Handan’a geçelim artık di mi? Evet, çok uzattım yine, farkındayım. İsmini, Halide Edip Adıvar’ın aynı isimli eserinden aldığı sıkça vurgulanıyor kitapta. Halide Edip’in Handan’ını okuyasım gelmedi açıkçası. Çok merak ettiremedi kendini. Belki ilerde, bilemiyorum.

Handan 2014’te yazılmış. Ayşe Kulin’in 2015’te yazdığı Tutsak Güneş’ten bir önceki kitabı. Kitabın başları çokça vasat geldi, fazlasıyla sıradan. Hani birçok kitapta rastladığımız türden bir giriş, ısınma cümlelerinden çok uzak bir başlangıç. Kitabın ne zaman yazıldığını merak etmem de tamamen bu basitiliğin rahatsız etmesinden kaynaklı. Handan’ın “h”sindeki dik çizgileri iki sevgiliye benzetmesi, aralarındaki paralel çizgiyi ise onları ayıran bir engel olarak görmesi, benim bakış açıma tamamen ters. Ben başka türlü bakardım, iki paralel çizgi, aynı yönde gidiyor, kesişmelerine imkan yok. Ta ki aralarında bir köprü kurulana kadar. Handan’ın engel olarak gördüğü şey benim gözümde bir birleştirici görevinde. Buradan zıtlaşmaya başladım kitabın karakteriyle. Bu sayede sönen okuma isteğimi canlı tutabilirim diye. Fakat pek beklediğim gibi olmadı. Şaşırtıcı gelişmeler, saran olaylar örgüsü bile oluşmadı.
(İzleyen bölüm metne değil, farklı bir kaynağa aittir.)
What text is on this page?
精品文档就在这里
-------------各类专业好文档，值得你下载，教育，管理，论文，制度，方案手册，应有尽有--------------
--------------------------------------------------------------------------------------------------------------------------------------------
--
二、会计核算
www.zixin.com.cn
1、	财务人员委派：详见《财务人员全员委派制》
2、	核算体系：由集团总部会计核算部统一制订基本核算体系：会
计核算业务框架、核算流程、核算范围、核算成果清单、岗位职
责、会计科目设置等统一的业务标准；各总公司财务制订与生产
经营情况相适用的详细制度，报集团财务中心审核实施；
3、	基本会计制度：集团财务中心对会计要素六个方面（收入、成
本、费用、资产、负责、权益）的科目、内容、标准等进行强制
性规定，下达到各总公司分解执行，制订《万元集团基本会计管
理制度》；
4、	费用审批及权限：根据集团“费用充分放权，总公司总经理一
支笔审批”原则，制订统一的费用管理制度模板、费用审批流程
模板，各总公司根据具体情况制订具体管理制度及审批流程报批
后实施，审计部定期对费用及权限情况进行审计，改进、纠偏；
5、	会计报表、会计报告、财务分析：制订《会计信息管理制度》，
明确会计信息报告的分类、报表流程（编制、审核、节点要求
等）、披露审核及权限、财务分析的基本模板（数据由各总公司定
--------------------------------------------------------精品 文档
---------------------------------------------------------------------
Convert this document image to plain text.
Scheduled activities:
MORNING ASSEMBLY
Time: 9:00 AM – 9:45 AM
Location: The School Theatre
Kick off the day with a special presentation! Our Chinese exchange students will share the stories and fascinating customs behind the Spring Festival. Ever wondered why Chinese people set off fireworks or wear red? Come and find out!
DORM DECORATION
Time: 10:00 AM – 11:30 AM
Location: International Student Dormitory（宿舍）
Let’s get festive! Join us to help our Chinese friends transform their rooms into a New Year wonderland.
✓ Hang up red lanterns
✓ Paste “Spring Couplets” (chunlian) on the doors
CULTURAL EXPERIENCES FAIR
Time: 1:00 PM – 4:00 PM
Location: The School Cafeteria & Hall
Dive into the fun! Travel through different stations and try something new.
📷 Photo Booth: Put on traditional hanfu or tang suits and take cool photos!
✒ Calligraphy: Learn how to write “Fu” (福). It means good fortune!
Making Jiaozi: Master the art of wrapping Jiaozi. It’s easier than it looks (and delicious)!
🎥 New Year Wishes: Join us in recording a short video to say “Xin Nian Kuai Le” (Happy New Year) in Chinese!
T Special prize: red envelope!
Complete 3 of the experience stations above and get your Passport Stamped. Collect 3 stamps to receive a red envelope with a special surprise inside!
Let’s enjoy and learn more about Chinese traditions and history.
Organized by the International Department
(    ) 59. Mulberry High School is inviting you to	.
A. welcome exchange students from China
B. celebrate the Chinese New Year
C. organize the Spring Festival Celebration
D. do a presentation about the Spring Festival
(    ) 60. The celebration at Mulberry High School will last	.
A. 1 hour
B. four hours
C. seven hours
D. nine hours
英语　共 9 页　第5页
Biraz da içeriğe geçersek; Handan’ın inişli çıkışlı bir aşk hayatı vardır, bir çok ilişki içinde kendini bulmaya çalışır. Savrulup durur adeta. Kardeşinin ölümü ile, yeğenine bakma sorumluluğunu alır üzerine. Yeğeni ile başladığı hayat yepyeni bir Handan çıkarır ortaya. Gezi olaylarına da değinen kitaptan birkaç alıntı ile sonlandıralım yazımızı:

“1910’ların şerbeti fazla kaçmış baklava kıvamındaki romantizmiyle yazılmış, iç bayıltan mektupları, satır satır okuduğum yetmiyor gibi, üstüne bir de aynı özenle hayatlarımızı karşılaştırıyordum.” (Sayfa 49)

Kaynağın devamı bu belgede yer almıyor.